# Assignment 10

Reading: 11.1, 11.2, 11.3, 11.4, and 11.7 (these are all of the sections on double and triple integrals).  Please note that in class we defined a double integral and a triple integral as

$\displaystyle \iint_R \! f\, dA = \text{ limit of (signed) 3-dimensional box volumes}$

$\displaystyle \iiint_B \! f\, dV = \text{ limit of (signed) 4-dimensional "box" volumes}$

there are other interpretations and applications of double and triple integrals.  As mentioned in our textbook, we can also interpret these integrals as telling us about average values of functions, as telling us about the total mass of an object, and even as telling us about the probability of a particular event taking place.  Please read sections 11.4 and 11.7 carefully for alternate interpretations of and uses for these integrals!  In particular, I strongly recommend reading through the summaries of these sections!

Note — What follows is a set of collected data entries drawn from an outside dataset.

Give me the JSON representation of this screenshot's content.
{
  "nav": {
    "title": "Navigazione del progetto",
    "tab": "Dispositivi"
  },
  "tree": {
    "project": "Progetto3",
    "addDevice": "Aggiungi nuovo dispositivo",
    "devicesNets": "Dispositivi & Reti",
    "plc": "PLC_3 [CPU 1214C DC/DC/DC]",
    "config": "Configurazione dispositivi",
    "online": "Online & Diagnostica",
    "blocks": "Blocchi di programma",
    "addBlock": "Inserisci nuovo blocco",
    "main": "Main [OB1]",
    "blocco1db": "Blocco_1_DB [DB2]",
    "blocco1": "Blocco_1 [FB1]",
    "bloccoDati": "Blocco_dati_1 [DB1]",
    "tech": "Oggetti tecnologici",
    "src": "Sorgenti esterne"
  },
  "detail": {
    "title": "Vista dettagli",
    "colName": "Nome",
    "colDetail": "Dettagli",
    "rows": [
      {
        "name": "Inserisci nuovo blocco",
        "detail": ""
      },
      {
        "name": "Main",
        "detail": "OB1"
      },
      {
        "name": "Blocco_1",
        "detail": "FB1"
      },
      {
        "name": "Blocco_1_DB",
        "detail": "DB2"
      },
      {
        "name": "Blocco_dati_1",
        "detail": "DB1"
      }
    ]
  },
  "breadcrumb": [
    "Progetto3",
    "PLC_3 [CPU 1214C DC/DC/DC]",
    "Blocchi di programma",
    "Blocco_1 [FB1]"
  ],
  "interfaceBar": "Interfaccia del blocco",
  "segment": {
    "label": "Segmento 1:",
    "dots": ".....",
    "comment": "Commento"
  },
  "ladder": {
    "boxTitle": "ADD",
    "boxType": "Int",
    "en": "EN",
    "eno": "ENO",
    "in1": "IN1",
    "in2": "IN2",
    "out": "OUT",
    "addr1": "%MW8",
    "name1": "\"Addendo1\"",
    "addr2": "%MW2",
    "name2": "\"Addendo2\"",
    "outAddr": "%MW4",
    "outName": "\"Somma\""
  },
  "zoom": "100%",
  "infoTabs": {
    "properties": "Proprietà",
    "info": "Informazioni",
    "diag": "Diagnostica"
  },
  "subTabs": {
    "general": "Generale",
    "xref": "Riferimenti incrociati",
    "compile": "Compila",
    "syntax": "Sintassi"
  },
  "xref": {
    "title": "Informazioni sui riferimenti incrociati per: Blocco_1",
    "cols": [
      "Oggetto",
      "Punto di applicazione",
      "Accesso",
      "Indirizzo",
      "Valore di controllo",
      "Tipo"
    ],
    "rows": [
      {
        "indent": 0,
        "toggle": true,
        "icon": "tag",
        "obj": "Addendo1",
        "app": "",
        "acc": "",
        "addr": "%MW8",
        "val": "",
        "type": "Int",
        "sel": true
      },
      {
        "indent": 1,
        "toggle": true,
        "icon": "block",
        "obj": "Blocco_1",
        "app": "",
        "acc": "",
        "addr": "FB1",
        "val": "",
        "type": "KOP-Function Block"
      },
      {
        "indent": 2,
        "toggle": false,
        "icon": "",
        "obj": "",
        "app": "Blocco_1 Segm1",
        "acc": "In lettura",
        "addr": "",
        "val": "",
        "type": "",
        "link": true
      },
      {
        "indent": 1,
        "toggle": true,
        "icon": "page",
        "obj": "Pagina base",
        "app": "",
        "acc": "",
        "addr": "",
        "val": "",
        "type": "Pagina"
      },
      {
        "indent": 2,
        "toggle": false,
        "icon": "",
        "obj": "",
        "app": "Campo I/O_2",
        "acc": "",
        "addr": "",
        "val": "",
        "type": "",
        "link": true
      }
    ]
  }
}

Problem 1.  Compute the volume of the solid region bounded by the graph of $z = f(x,y) = ye^x$ and the rectangle $R = [0, \ln 2] \times [-1, 1]$ in the $xy$-plane.

Problem 2.  Complete Activity 11.6 (parts a and b) from our textbook.

Problem 3.  Complete Activity 11.8 (parts a through e) from our textbook.

Problem 4.  Exercise 4(a) – 4(c) from page 207 in our textbook.

Problem 5.  Suppose $f:\mathbb{R}^2\to\mathbb{R}$ is a given function with average value $10$ over the set $D = \left\{ \left(x,y\right) : y \leq x \leq 1 \text{ and } 0 \leq y \leq 2 \right\}$.

(a) Draw a picture of the region $D$.

(b) Compute the area of $D$.

(c ) Compute the value of the double integral

$\displaystyle \iint_D \! f\, dA.$

Problem 6.  Evaluate the triple integral $\displaystyle \iiint _B \! f\, dV$ where $f(x,y,z) = xy + e^{z+y}$ and $B = [1, 2] \times [1, 3] \times [-2, \pi]$.

Problem 7.  Exercises 1(a) and 1(b) from page 216.

Problem 8.  Exercise 1 from page 243.

Problem 9.  Set up a triple integral that represents the 3-dimensional volume of the solid region

$\displaystyle S = \left\{ (x,y,z) \in \mathbb{R}^3 : x^2+y^2+z^2 \leq 1 \right\}$.

Note: do not evaluate this triple integral.  Although it is possible to compute, it is a bit tedious (and relies on some cool integration techniques); we will learn a better way to evaluate this integral very shortly.